Randomness of radioactivity

[SarahB]

How can radioactive decay be random if we can calculate aproximately when it will happen .
For example we know that an isotope will decay every 2 years by calculating the half life . Doesnt that mean that the decay is systematic rather than random because we can calculate when its guna happen .
Thanks

 

[phyzguy]

When an individual atom will decay is completely random. But each atom has a certain probability of decaying in a given time interval. So when I have large numbers of atoms, the number of decays vs time is very predictable. This is just like flipping a coin. Whether it comes up heads or tails is completely random. But it has a 50% probability of coming up heads or tails. So when I flip the coin 1 million times, there will be very close to 50% heads and 50% tails.

 

[Cutter Ketch]

I second phyzguy.

Also note that exponential decay is logical and natural. Suppose you start off with N nuclei. Each one has some possibility of decaying in the first second. If each has the same probability, then the probable number that do decay must be proportional to N. The exact number of decays isn’t guaranteed, but some number decay over the first second. Now there are fewer radioactive nuclei. Those that are left still have the same probability of decaying in the following second, but now there are fewer of them. The probable number of decays is fewer in the second second than the first not because the probability of decay for each nucleon is different, but rather just because there are fewer of them. Each second the number left ticks down and so the probable number that decay each second ticks down. Etc etc. The number of decays that are likely each second gets smaller and smaller second to second because there are fewer and fewer radioactive nuclei. That is the reason for the exponential decay in the radioactivity. Eventually there comes a time when only N/2 are left. That is the half life. It isn’t a behavior of the underlying probability for each nucleon each second. It is merely due to how many are left undecayed. The number left will be cut approximately in half every half-life time interval.

 

[SarahB]

When an individual atom will decay is completely random. But each atom has a certain probability of decaying in a given time interval. So when I have large numbers of atoms, the number of decays vs time is very predictable. This is just like flipping a coin. Whether it comes up heads or tails is completely random. But it has a 50% probability of coming up heads or tails. So when I flip the coin 1 million times, there will be very close to 50% heads and 50% tails.
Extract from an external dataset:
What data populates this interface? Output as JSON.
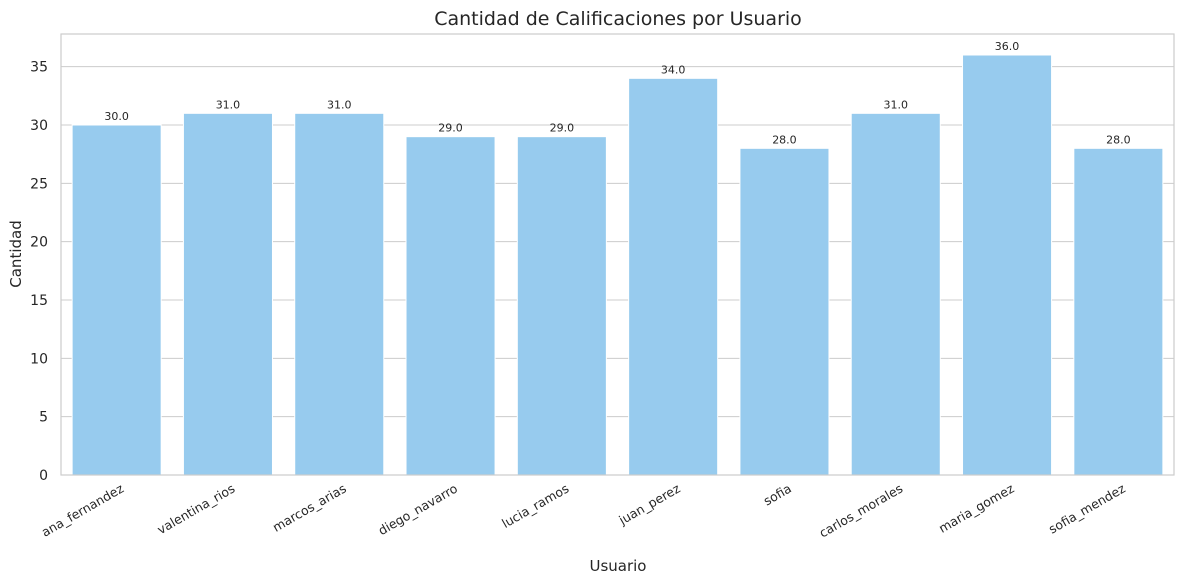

So would we consider the randomness of the decay restricted within the time period of the predicted half life , so we don't really know exactly when its going to decay but its probably some time within this time frame.

 

[Cutter Ketch]

So would we consider the randomness of the decay restricted within the time period of the predicted half life , so we don't really know exactly when its going to decay but its probably some time within this time frame.

No, not quite. The half life is the 50-50 point. The probability that an individual nucleus will decay within one half-life time is 50%.

 

[phyzguy]

No, not quite. The half life is the 50-50 point. The probability that an individual nucleus will decay within one half-life time is 50%.

Right. So it might last 10 half-lives. Just like we might get 10 heads in a row.

 

[Cutter Ketch]

Right. So it might last 10 half-lives. Just like we might get 10 heads in a row.

And if you start with, say, a mole of radioactive nuclei, some lucky nuclei WILL last a many half-lives. The most likely time for the last one to go is N half lives where 2^N = 6.02E23 = 80 half-lives

All the U₂₃₅ on Earth was created in a supernova 6 billion years ago. The half life of U₂₃₅ is only 700 million years. The U₂₃₅ that is left has lasted almost 9 half lives and is only 1/2⁹ = 0.2% of the original amount.